Adventurers will find a wealth of exciting and mysterious artifacts on the path to the Incan city of Machu Picchu, and many of those are found in the great Urubamba Valley. Also known as the Sacred Valley of the Incas, the Urubamba Valley is a stronghold of Inca culture that offers those who travel to Machu Picchu  a glimpse of what life for these ancient peoples must have been like.
Despite its name, the valley was not part of the Inca Empire itself, but instead the property of the emperor – making it among the most sacred of sites in the region. Inca emperors were gods to their people, and the land was shared among the ruling class and holy men. As one may imagine, the valley is dotted with the ruins of numerous temples, settlements and other cultural destinations.
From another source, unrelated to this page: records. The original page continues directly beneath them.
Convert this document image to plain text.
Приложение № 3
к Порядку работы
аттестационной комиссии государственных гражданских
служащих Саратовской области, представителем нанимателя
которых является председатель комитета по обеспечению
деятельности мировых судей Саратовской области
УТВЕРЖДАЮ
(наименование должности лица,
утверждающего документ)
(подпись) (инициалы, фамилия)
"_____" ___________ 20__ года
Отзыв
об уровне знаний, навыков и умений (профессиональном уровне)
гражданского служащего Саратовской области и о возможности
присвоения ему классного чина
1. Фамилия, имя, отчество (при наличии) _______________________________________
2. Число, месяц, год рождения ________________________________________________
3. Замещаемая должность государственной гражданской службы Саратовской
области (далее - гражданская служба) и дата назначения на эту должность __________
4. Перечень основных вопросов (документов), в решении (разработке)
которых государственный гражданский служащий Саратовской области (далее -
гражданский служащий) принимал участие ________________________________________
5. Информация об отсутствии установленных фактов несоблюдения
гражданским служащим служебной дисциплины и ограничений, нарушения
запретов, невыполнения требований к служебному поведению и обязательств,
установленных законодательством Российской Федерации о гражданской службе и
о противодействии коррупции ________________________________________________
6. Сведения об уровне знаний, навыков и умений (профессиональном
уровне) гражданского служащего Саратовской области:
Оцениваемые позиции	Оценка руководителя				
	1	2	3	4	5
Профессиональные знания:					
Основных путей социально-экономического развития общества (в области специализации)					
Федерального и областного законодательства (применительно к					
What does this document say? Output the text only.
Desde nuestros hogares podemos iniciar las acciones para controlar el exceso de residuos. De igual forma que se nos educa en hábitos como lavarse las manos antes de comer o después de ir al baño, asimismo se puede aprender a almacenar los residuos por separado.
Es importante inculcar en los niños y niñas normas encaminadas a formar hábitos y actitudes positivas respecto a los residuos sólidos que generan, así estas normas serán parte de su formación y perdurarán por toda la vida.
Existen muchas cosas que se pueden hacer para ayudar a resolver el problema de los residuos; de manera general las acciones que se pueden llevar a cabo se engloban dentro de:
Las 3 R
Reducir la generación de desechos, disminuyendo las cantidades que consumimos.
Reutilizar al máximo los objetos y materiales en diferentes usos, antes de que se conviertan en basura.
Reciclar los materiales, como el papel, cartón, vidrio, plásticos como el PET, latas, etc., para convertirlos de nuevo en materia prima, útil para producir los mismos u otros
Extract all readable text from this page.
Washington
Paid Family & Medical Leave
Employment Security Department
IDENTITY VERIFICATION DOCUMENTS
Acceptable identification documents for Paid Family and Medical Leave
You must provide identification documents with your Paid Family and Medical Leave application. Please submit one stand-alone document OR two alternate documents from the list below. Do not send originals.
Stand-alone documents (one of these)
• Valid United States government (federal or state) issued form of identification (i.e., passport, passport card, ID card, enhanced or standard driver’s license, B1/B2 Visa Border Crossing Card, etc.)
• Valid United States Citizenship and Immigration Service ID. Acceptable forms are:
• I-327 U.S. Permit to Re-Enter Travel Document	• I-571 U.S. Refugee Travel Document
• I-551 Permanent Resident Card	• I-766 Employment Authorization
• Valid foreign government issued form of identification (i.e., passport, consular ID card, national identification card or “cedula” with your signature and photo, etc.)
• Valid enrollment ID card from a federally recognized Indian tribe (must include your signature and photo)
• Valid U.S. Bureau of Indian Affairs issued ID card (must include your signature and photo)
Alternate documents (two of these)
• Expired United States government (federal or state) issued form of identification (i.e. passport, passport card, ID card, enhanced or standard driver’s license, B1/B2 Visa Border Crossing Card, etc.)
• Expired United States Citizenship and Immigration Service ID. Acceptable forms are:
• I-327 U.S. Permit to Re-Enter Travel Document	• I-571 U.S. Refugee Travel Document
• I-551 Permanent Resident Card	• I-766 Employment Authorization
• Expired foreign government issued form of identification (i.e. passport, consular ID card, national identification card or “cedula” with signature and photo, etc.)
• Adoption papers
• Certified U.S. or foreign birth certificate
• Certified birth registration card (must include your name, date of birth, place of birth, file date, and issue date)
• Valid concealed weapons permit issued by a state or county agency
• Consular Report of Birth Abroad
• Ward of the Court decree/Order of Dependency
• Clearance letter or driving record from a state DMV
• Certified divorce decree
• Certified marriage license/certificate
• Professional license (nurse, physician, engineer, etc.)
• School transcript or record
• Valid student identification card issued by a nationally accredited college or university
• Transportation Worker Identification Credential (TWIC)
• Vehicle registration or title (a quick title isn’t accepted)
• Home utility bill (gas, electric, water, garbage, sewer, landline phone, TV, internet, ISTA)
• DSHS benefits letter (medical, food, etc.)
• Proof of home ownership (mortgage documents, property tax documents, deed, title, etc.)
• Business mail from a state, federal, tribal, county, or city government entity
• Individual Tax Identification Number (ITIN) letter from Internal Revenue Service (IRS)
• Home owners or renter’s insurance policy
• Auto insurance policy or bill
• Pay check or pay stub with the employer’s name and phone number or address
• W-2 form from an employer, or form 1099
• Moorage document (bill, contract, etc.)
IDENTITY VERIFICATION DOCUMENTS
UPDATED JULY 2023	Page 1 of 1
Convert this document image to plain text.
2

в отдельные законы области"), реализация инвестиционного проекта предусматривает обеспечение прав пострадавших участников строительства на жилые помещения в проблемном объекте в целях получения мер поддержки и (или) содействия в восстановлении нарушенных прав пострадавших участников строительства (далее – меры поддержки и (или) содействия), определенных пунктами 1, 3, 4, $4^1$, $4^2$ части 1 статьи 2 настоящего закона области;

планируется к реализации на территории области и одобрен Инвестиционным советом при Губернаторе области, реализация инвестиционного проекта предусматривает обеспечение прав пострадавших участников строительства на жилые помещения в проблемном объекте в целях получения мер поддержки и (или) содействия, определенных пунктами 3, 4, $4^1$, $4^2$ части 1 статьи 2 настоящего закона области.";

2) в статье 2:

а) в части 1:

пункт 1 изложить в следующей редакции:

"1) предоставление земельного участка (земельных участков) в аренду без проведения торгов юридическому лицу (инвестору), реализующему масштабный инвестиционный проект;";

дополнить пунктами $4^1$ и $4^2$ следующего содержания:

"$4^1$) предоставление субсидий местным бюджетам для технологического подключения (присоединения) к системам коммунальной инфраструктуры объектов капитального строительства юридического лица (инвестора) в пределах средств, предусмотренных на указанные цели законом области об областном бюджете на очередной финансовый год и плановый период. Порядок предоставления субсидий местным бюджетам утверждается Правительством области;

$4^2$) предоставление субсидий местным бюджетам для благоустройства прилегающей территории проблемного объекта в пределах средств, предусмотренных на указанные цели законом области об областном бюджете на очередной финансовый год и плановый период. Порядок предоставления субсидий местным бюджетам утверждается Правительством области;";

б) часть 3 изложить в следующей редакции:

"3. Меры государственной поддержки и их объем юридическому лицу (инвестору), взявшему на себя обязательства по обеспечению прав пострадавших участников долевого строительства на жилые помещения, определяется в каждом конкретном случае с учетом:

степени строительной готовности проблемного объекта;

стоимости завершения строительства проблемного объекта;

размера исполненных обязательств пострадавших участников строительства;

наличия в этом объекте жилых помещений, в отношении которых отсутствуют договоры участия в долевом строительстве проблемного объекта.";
Located just outside of the Peruvian capital of Cusco is Pisac, a classic Incan city with ruins dating back as far as those of Machu Picchu. The ruins can be found atop a small mountain towering above the city, and travelers can see the large, man-made terraces on the hillside leading upward, which were used for farming in ancient times.
Another memorable cultural site is Kenko, a small temple carved out of a sheer rock wall that is one of the more interesting stops in the valley. Once an amphitheater for public ceremonies, the site holds many mysteries including a secluded underground chamber that may have been the venue for mummification rituals or other practices.